(To start this series from the beginning, click here.)
As the sun went down on my first day in the restored Edo-period post town of Magome, I decided to rest my hike-weary feet in one of the teahouses that lined the sloping street.
Although I had several options, I decided to try Yomogiya, an inviting-looking teahouse that sat next door to my minshuku (guest house or traditional inn).
The sign out front suggested the teahouse also offered coffee – and although tea is the traditional choice, I love good coffee, so I decided to go inside and let the menu make the decision for me.
Like many teahouses in Magome, Yomogiya offers guests a choice between traditional Japanese seating on an elevated platform and Western-style tables and chairs, which sit on the teahouse floor.
Unlike Western tables, traditional Japanese tables are low–about knee high–and feature cushions for kneeling (or sitting cross-legged) rather than Western chairs.
I love traditional Japanese seating, so I left my shoes at the entrance and chose a table on the platform.
In addition to selling coffee, tea, and traditional sweets, Yomogiya sold a variety of local crafts, including these hand-carved wooden lanterns:
If I’d had a way to get one home, I definitely would have splurged on one. The photo doesn’t do them justice.
Within moments after my arrival, the hostess greeted me and offered me a menu. Although I could have read the Japanese version, the one she presented was written in English–a typical experience for Westerners traveling in Japan.
Most Japanese people want to make foreign visitors feel welcome, and if an English menu is available, most restaurants and teahouses will offer it if you look like you speak English.
The hot apple juice sounded fantastic, and I was tempted to try it, but I love traditional Japanese sweets, especially the chestnut varieties offered only in the autumn. The “chestnut yokan” (a type of jellied sweet with a base of adzuki beans) was only available on the set menu, which included both the sweet and a choice of green tea, “blend coffee” or matcha–a powdered form of green tea prepared with a special whisk that this menu translates as “green tea for ceremonies.”

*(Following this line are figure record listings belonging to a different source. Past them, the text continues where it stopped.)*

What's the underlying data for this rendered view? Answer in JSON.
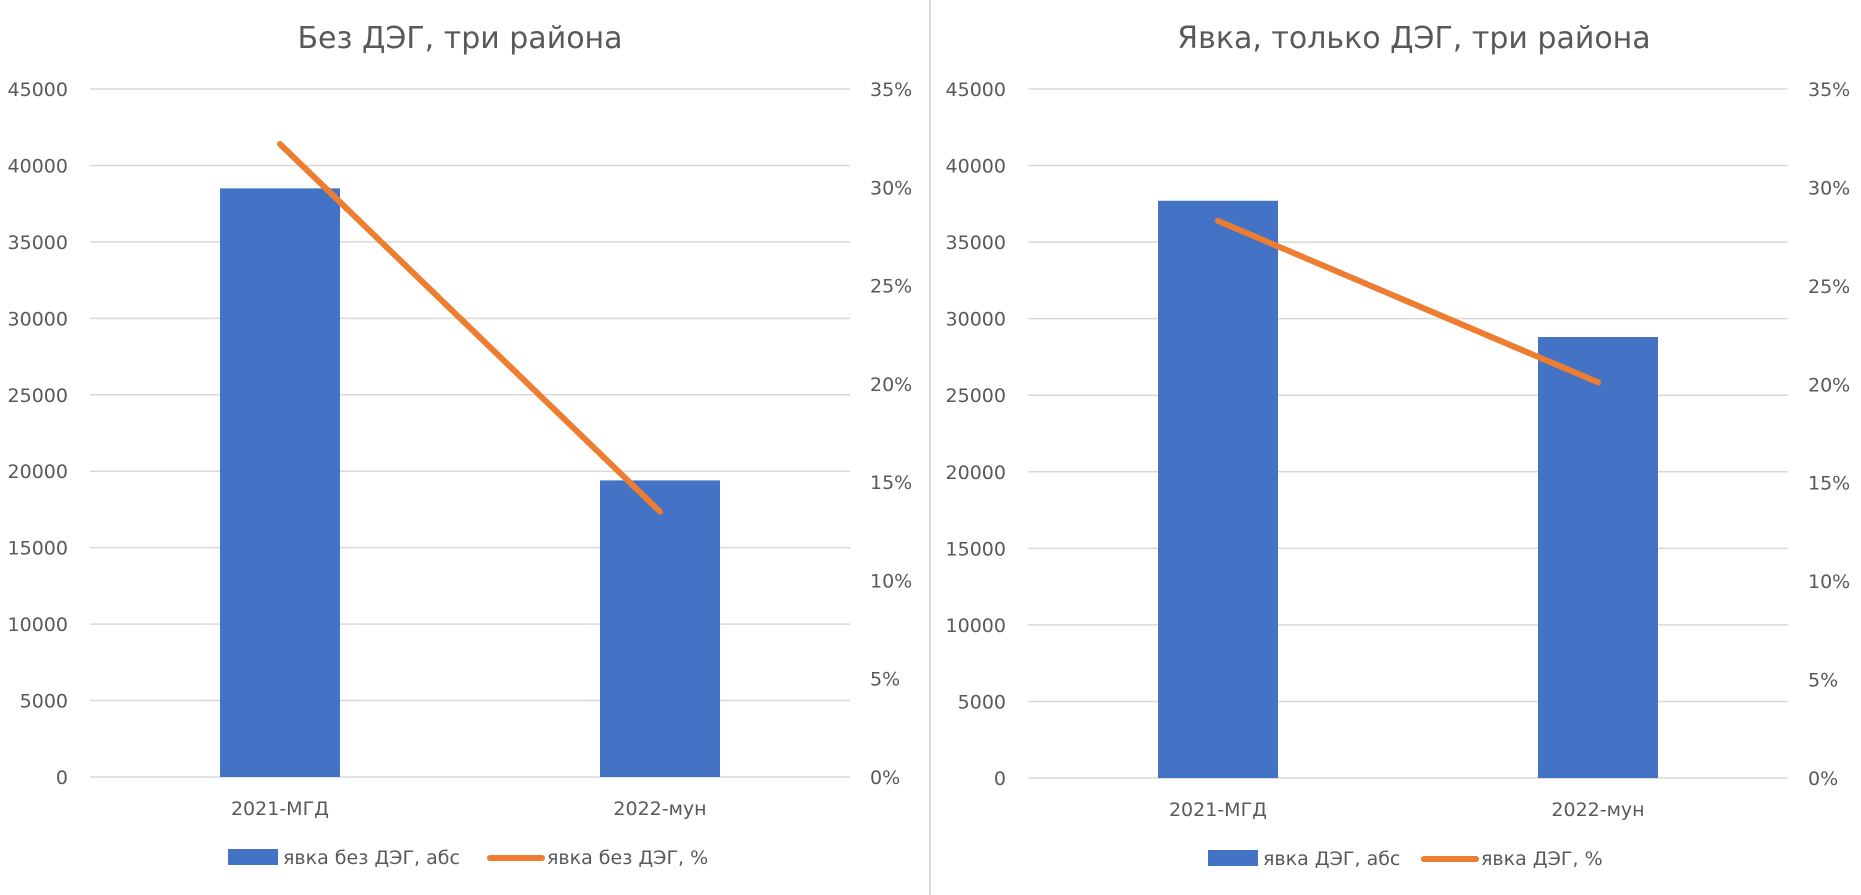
{
  "chart_data": [
    {
      "type": "bar+line",
      "title": "Без ДЭГ, три района",
      "categories": [
        "2021-МГД",
        "2022-мун"
      ],
      "series": [
        {
          "name": "явка без ДЭГ, абс",
          "type": "bar",
          "axis": "left",
          "values": [
            38500,
            19400
          ],
          "color": "#4472c4"
        },
        {
          "name": "явка без ДЭГ, %",
          "type": "line",
          "axis": "right",
          "values": [
            0.322,
            0.135
          ],
          "color": "#ed7d31"
        }
      ],
      "y_left": {
        "min": 0,
        "max": 45000,
        "step": 5000,
        "ticks": [
          "0",
          "5000",
          "10000",
          "15000",
          "20000",
          "25000",
          "30000",
          "35000",
          "40000",
          "45000"
        ]
      },
      "y_right": {
        "min": 0,
        "max": 0.35,
        "step": 0.05,
        "ticks": [
          "0%",
          "5%",
          "10%",
          "15%",
          "20%",
          "25%",
          "30%",
          "35%"
        ]
      },
      "grid": true,
      "legend": "bottom"
    },
    {
      "type": "bar+line",
      "title": "Явка, только ДЭГ, три района",
      "categories": [
        "2021-МГД",
        "2022-мун"
      ],
      "series": [
        {
          "name": "явка ДЭГ, абс",
          "type": "bar",
          "axis": "left",
          "values": [
            37700,
            28800
          ],
          "color": "#4472c4"
        },
        {
          "name": "явка ДЭГ, %",
          "type": "line",
          "axis": "right",
          "values": [
            0.283,
            0.201
          ],
          "color": "#ed7d31"
        }
      ],
      "y_left": {
        "min": 0,
        "max": 45000,
        "step": 5000,
        "ticks": [
          "0",
          "5000",
          "10000",
          "15000",
          "20000",
          "25000",
          "30000",
          "35000",
          "40000",
          "45000"
        ]
      },
      "y_right": {
        "min": 0,
        "max": 0.35,
        "step": 0.05,
        "ticks": [
          "0%",
          "5%",
          "10%",
          "15%",
          "20%",
          "25%",
          "30%",
          "35%"
        ]
      },
      "grid": true,
      "legend": "bottom"
    }
  ]
}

I love matcha, but opted for the coffee because I thought it would match better with the chestnut sweet.
(I probably could have finished the apple juice as well, but it would have been awkward to order two drinks since I was there alone, so I decided to save the apple juice for another time.)
My treats arrived within a couple of minutes, and the yokan was everything I hoped for.

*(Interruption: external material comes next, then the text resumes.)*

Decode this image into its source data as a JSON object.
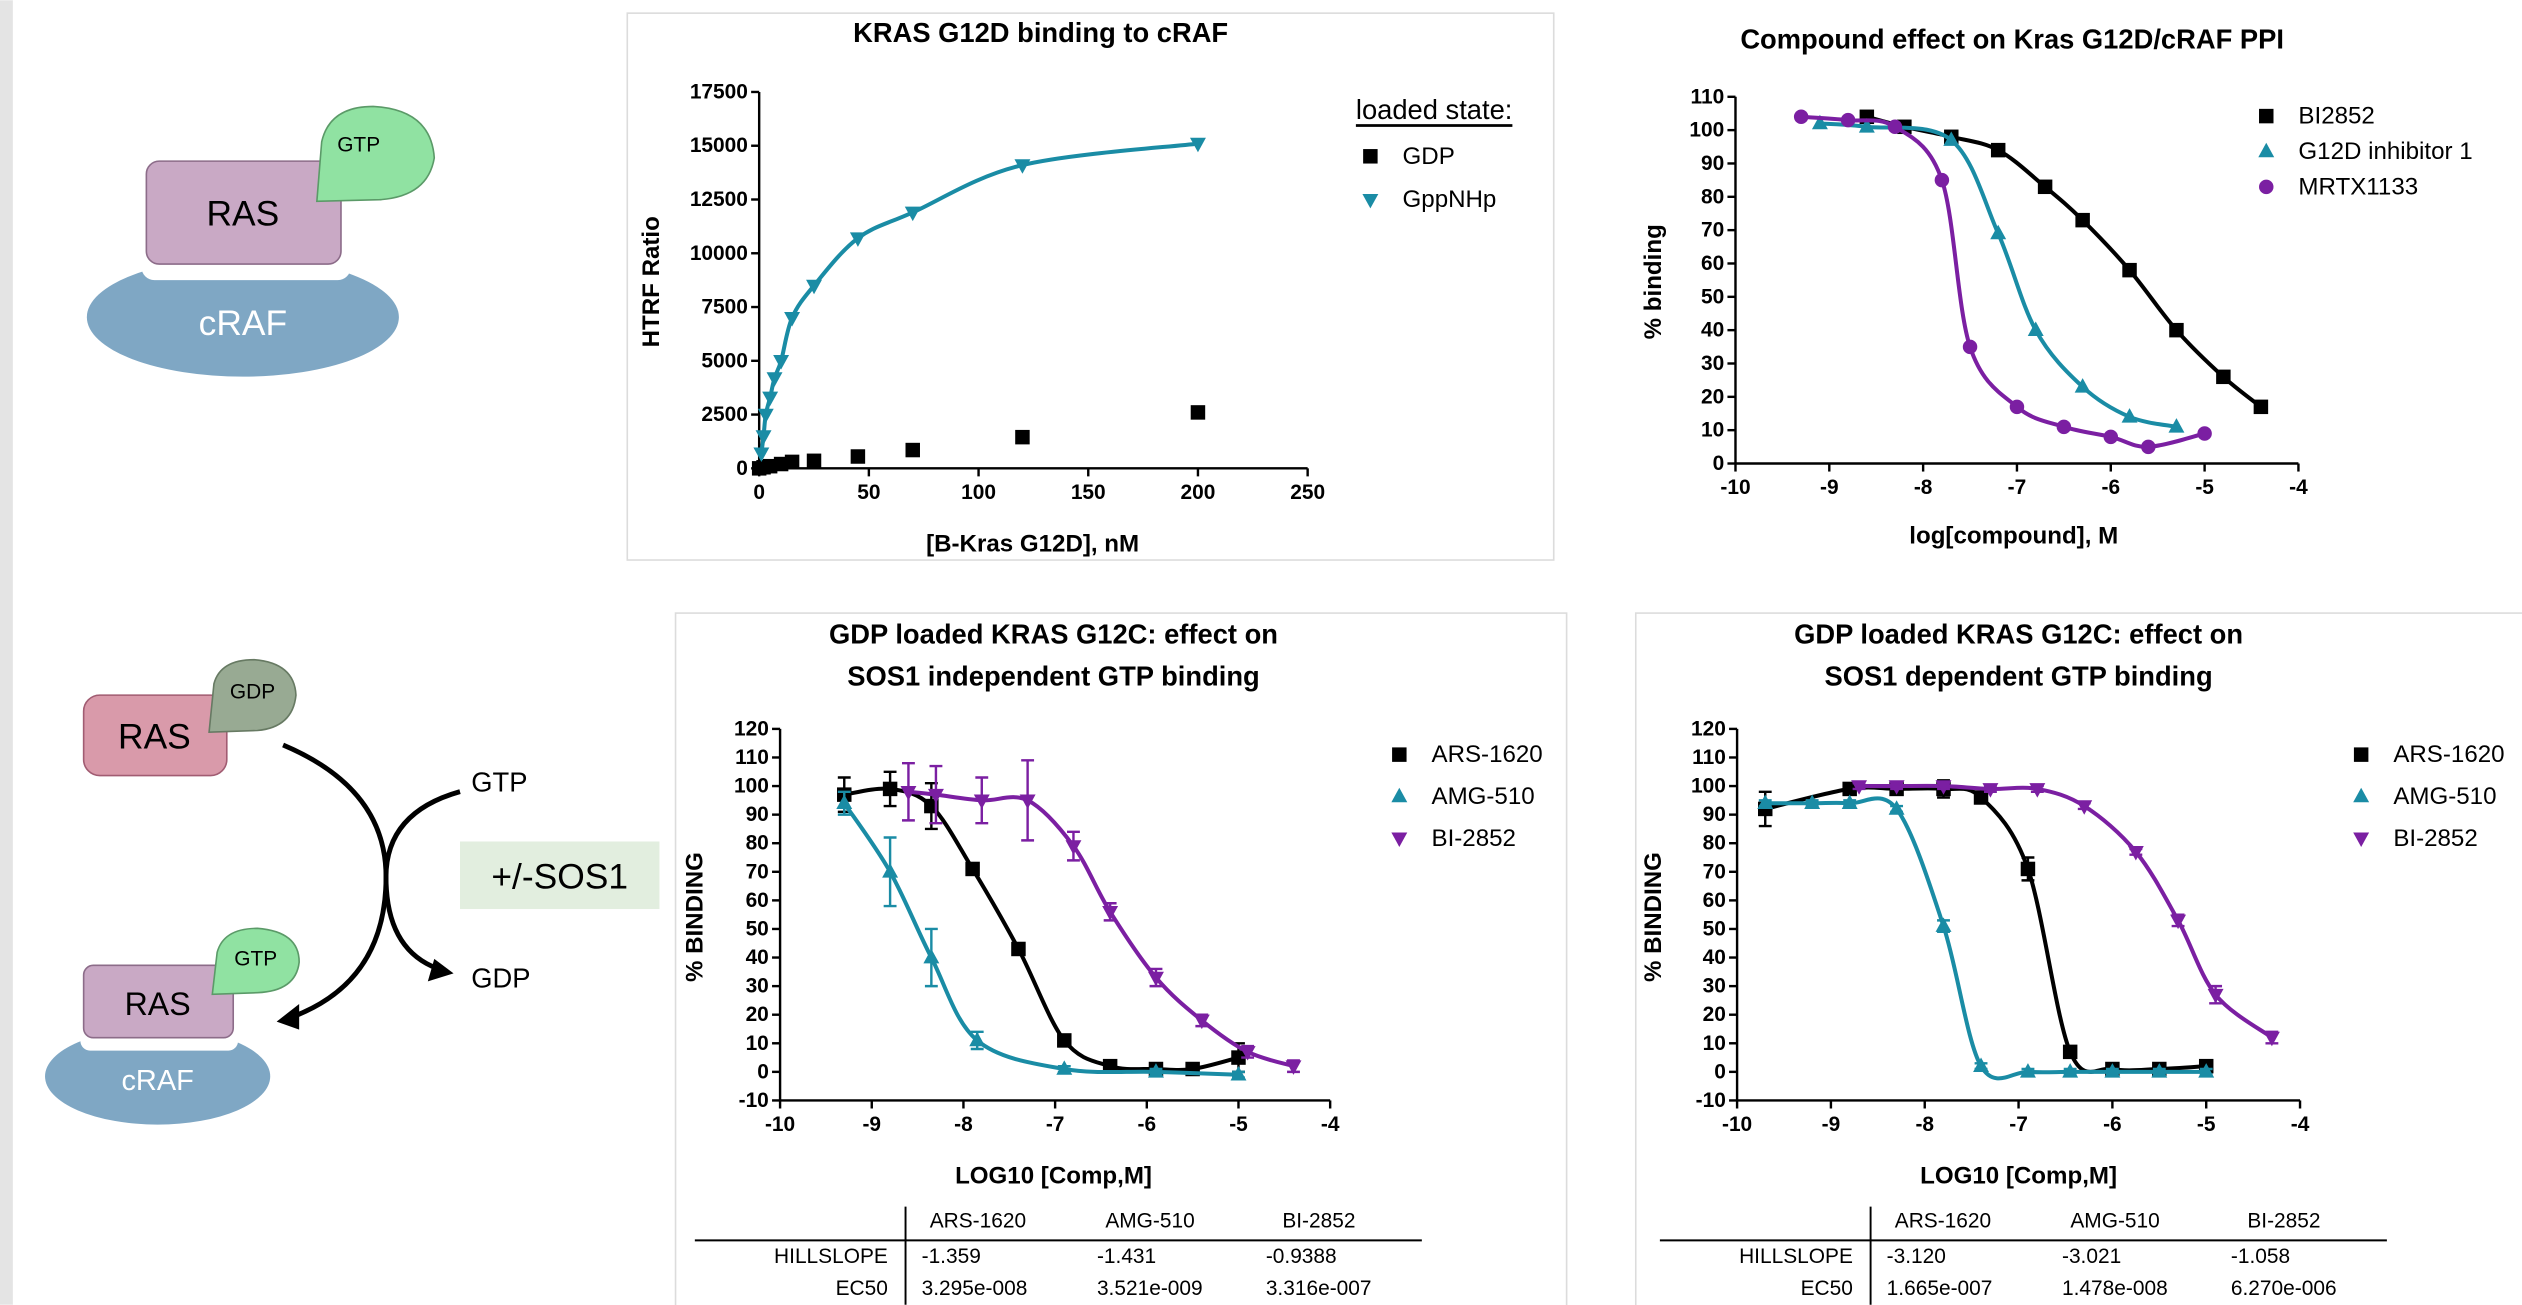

This type of sweet has a texture a lot like a cross between fudge and caramel. It’s slightly chewy, but not too sticky, and moderately sweet without being cloying. If you don’t like roasted chestnuts, this won’t be a favorite–but I love them, and this tasted exactly like a sweetened roasted chestnut paste. (Although it’s made with adzuki beans, there’s no taste of bean at all.)

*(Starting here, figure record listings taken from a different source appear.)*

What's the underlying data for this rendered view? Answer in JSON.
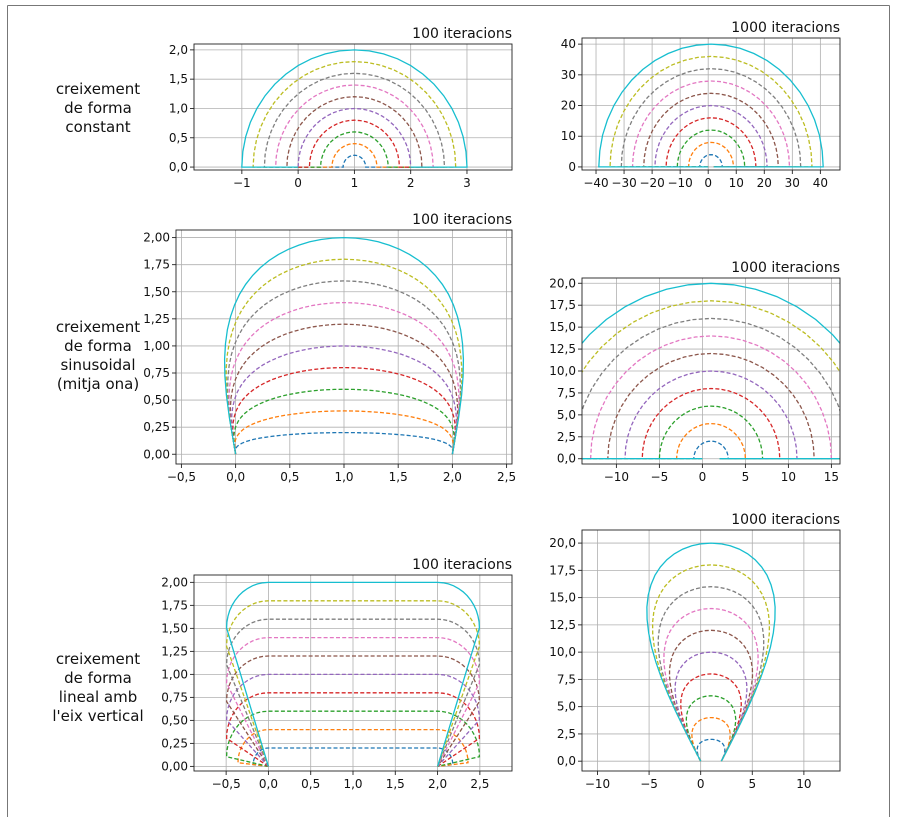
{
  "row_labels": [
    "creixement\nde forma\nconstant",
    "creixement\nde forma\nsinusoidal\n(mitja ona)",
    "creixement\nde forma\nlineal amb\nl'eix vertical"
  ],
  "colors": [
    "#1f77b4",
    "#ff7f0e",
    "#2ca02c",
    "#d62728",
    "#9467bd",
    "#8c564b",
    "#e377c2",
    "#7f7f7f",
    "#bcbd22",
    "#17becf"
  ],
  "chart_data": [
    {
      "type": "line",
      "title": "100 iteracions",
      "shape": "constant",
      "scale": 0.2,
      "n_curves": 10,
      "xlim": [
        -1.85,
        3.8
      ],
      "ylim": [
        -0.05,
        2.1
      ],
      "xticks": [
        -1,
        0,
        1,
        2,
        3
      ],
      "xtick_labels": [
        "−1",
        "0",
        "1",
        "2",
        "3"
      ],
      "yticks": [
        0,
        0.5,
        1,
        1.5,
        2
      ],
      "ytick_labels": [
        "0,0",
        "0,5",
        "1,0",
        "1,5",
        "2,0"
      ]
    },
    {
      "type": "line",
      "title": "1000 iteracions",
      "shape": "constant",
      "scale": 4,
      "n_curves": 10,
      "xlim": [
        -45,
        47
      ],
      "ylim": [
        -1,
        42
      ],
      "xticks": [
        -40,
        -30,
        -20,
        -10,
        0,
        10,
        20,
        30,
        40
      ],
      "xtick_labels": [
        "−40",
        "−30",
        "−20",
        "−10",
        "0",
        "10",
        "20",
        "30",
        "40"
      ],
      "yticks": [
        0,
        10,
        20,
        30,
        40
      ],
      "ytick_labels": [
        "0",
        "10",
        "20",
        "30",
        "40"
      ]
    },
    {
      "type": "line",
      "title": "100 iteracions",
      "shape": "sinusoidal",
      "scale": 0.2,
      "n_curves": 10,
      "xlim": [
        -0.55,
        2.55
      ],
      "ylim": [
        -0.09,
        2.07
      ],
      "xticks": [
        -0.5,
        0,
        0.5,
        1,
        1.5,
        2,
        2.5
      ],
      "xtick_labels": [
        "−0,5",
        "0,0",
        "0,5",
        "1,0",
        "1,5",
        "2,0",
        "2,5"
      ],
      "yticks": [
        0,
        0.25,
        0.5,
        0.75,
        1,
        1.25,
        1.5,
        1.75,
        2
      ],
      "ytick_labels": [
        "0,00",
        "0,25",
        "0,50",
        "0,75",
        "1,00",
        "1,25",
        "1,50",
        "1,75",
        "2,00"
      ]
    },
    {
      "type": "line",
      "title": "1000 iteracions",
      "shape": "sinusoidal",
      "scale": 2,
      "n_curves": 10,
      "xlim": [
        -14,
        16
      ],
      "ylim": [
        -0.6,
        20.6
      ],
      "xticks": [
        -10,
        -5,
        0,
        5,
        10,
        15
      ],
      "xtick_labels": [
        "−10",
        "−5",
        "0",
        "5",
        "10",
        "15"
      ],
      "yticks": [
        0,
        2.5,
        5,
        7.5,
        10,
        12.5,
        15,
        17.5,
        20
      ],
      "ytick_labels": [
        "0,0",
        "2,5",
        "5,0",
        "7,5",
        "10,0",
        "12,5",
        "15,0",
        "17,5",
        "20,0"
      ]
    },
    {
      "type": "line",
      "title": "100 iteracions",
      "shape": "linear",
      "scale": 0.2,
      "n_curves": 10,
      "xlim": [
        -0.88,
        2.88
      ],
      "ylim": [
        -0.05,
        2.08
      ],
      "xticks": [
        -0.5,
        0,
        0.5,
        1,
        1.5,
        2,
        2.5
      ],
      "xtick_labels": [
        "−0,5",
        "0,0",
        "0,5",
        "1,0",
        "1,5",
        "2,0",
        "2,5"
      ],
      "yticks": [
        0,
        0.25,
        0.5,
        0.75,
        1,
        1.25,
        1.5,
        1.75,
        2
      ],
      "ytick_labels": [
        "0,00",
        "0,25",
        "0,50",
        "0,75",
        "1,00",
        "1,25",
        "1,50",
        "1,75",
        "2,00"
      ]
    },
    {
      "type": "line",
      "title": "1000 iteracions",
      "shape": "linear",
      "scale": 2,
      "n_curves": 10,
      "xlim": [
        -11.5,
        13.5
      ],
      "ylim": [
        -0.9,
        21.2
      ],
      "xticks": [
        -10,
        -5,
        0,
        5,
        10
      ],
      "xtick_labels": [
        "−10",
        "−5",
        "0",
        "5",
        "10"
      ],
      "yticks": [
        0,
        2.5,
        5,
        7.5,
        10,
        12.5,
        15,
        17.5,
        20
      ],
      "ytick_labels": [
        "0,0",
        "2,5",
        "5,0",
        "7,5",
        "10,0",
        "12,5",
        "15,0",
        "17,5",
        "20,0"
      ]
    }
  ]
}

The lacquered knife at the bottom of the plate is a traditional implement used for eating this kind of sweet. You use it both as a cutting tool and as an ersatz fork – slicing a piece of the sweet from the cube and poking the tip of the knife into it to raise the sweet to your mouth.
I savored my sweets and coffee, listening to the hum of quiet conversation from the tables around me and watching through the window as the setting sun made the wooden building across the street glow with a golden-orange hue. It was the perfect ending to a happy, peaceful day in the Japanese alps.